Русские же производственники видели решение проблемы баланса между производством и потреблением в создании временных, даже одноразовых (Н. Тарабукин) вещей, позволяющих человеку не привязываться к ним, что было обусловлено их коллективным производством и потреблением. Ибо сущность вещи проявляется не в индивидуальном владении ею как частной собственностью, даже при высокой оценке вложенного в нее труда и таланта, а в ее коллективном использовании вплоть до полного исчерпания утилитарных и эстетических качеств в перспективе удовлетворения соответствующих потребностей и трансформации неудовлетворимых желаний.
В проектах Александра Родченко эта тенденция выражалась в общем сокращении количества необходимых человеку в быту вещей и их своеобразной экономии – минимализации их функционала, не противоречащей эргономичности и эстетике. То есть вещи должны были быть не просто полезными, утилитарными, не только целесообразными, но и экономичными, занимающими немного места и без лишних деталей[257].
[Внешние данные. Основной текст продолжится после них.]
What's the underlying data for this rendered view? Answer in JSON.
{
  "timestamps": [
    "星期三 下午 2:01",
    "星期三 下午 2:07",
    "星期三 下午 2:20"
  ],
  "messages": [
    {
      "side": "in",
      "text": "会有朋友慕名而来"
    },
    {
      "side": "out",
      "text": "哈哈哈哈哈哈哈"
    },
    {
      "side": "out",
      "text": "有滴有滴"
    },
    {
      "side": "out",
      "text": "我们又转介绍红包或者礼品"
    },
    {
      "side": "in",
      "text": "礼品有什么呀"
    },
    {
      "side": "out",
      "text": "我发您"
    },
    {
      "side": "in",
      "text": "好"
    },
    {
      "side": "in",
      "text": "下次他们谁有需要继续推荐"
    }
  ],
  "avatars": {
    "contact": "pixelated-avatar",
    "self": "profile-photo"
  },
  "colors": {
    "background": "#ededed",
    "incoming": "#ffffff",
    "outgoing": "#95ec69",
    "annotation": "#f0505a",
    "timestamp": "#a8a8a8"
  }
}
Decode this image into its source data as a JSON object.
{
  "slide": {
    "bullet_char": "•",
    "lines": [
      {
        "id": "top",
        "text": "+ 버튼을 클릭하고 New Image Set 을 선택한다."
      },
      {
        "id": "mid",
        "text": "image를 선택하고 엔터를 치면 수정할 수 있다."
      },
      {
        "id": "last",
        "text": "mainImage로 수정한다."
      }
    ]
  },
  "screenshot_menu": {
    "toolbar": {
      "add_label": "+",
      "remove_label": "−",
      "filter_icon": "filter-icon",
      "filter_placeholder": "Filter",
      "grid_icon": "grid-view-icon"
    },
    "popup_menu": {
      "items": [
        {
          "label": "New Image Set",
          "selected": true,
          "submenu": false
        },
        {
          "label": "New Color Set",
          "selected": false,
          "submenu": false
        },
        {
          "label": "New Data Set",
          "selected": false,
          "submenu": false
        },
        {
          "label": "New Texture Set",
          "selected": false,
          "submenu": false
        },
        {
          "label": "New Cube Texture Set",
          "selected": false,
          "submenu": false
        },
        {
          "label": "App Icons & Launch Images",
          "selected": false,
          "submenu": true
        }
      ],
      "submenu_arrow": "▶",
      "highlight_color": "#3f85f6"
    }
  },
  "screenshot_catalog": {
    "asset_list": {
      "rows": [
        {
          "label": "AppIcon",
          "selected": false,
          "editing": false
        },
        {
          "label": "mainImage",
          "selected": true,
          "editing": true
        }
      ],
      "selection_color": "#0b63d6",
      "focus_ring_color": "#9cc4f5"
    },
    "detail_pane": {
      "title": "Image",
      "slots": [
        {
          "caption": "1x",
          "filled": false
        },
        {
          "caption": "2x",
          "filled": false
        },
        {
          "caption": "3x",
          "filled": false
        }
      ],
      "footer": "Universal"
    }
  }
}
Беспредметники и производственники: к проблеме наследия авангарда
Производственники считали, что старорежимная «вещь» исчезает в условиях современного индустриального производства (Н. Тарабукин). В этом смысле производственник не мог не быть беспредметником, наследуя соответствующей художественной традиции не только в негативном плане критики репрезентативного и фигуративного искусства, но в позитивном утверждении беспредметности современного мира. Ибо чем еще отличались бы утилитарные произведения производственного искусства от дизайнерских поделок Веркбунда и баухаусной мебели? Таким образом, производственниками признавалось, что левое искусство не может сводиться к производству элементов материальной культуры, даже если понимать ее по-богдановски – как тождество духовного и материального в идее тотальной социокультурной организации.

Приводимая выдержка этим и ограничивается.